Analytics of data about software performance and operational efficiency of the parallel systems can be used to identify performance anomalies and their root causes. This can transform the process of optimizing the performance of parallel software and operational efficiency of parallel systems. By using data-driven statistical modeling based on machine learning, the impact of human errors in the process can be minimized, and parallel software and systems can become truly self-tuning.
This work is leveraging and contributing to the growing body of work on ML for Systems, and brings its benefits to extreme-scale parallel software and systems. The project is also engaging high school students, training undergraduate and graduate students in parallel computing and preparing them for a career in HPC to address a significant shortage of computer and computational scientists in HPC, both in the industry and national laboratories.

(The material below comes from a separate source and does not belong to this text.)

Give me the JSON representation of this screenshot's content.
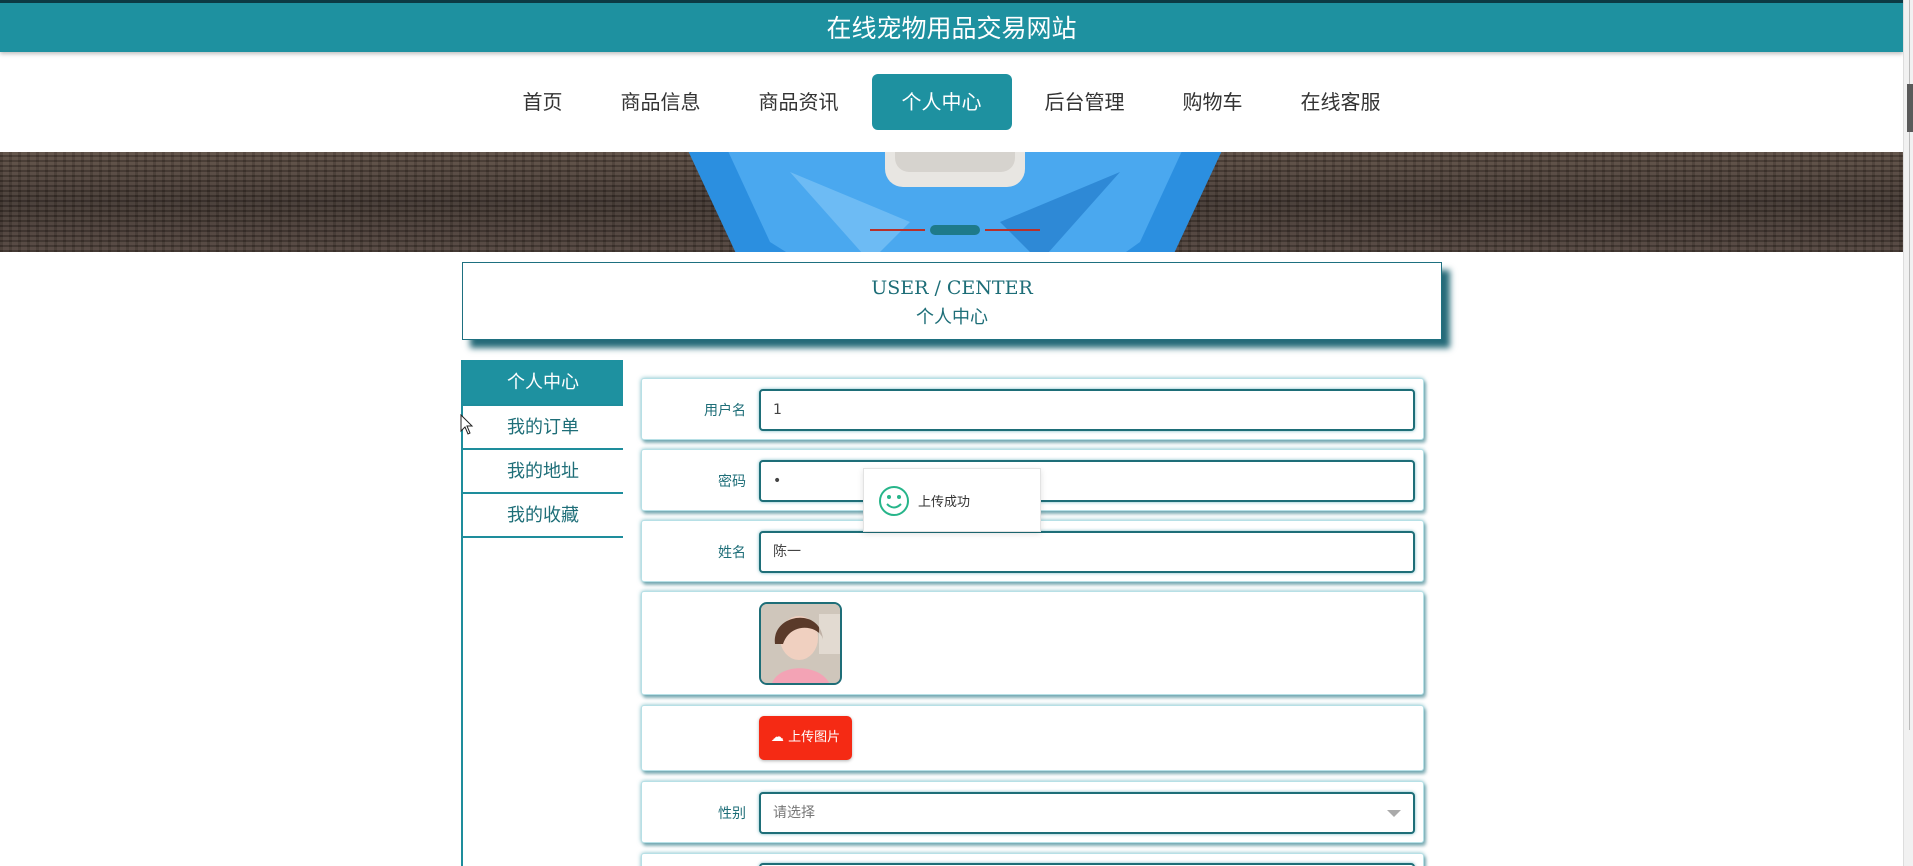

The project is applying statistical and ML algorithms to analyze performance data, and using the trained models and insights to enable the self-tuning of performance of parallel software and systems. This work is developing a holistic methodology for accomplishing the following tasks: (1) analyze large volumes of software and system data collected over time, (2) apply machine learning to model application and system behavior, and (3) use these models to guide application, runtime and system optimization decisions that impact future executions.
This holistic approach of data-driven self-tuning can significantly improve the performance and portability of parallel software, and operational efficiency of HPC and data center systems even as codes and systems evolve. Better performance of individual jobs leads to faster science results and increased job throughput. This work is making advances in three key areas.
First, development of ML-based mechanisms to model the performance of parallel software and use of such models to automatically optimize their performance by selecting high-performance configurations. Second, the development of automated methods to analyze large-scale longitudinal monitoring data for analysis of parallel systems, and develop mechanisms to use trained ML models to automatically tune the operation of parallel systems.
And finally, the first two thrusts can be used to automatically tune the performance of parallel codes as they are ported to new or future architectures by using techniques such as transfer learning. This project is leading to the development of a suite of techniques and frameworks to analyze performance-related data being gathered at different levels (job, system and facility) and to make decisions for optimizing various operational efficiency related metrics.
This award reflects NSF's statutory mission and has been deemed worthy of support through evaluation using the Foundation's intellectual merit and broader impacts review criteria.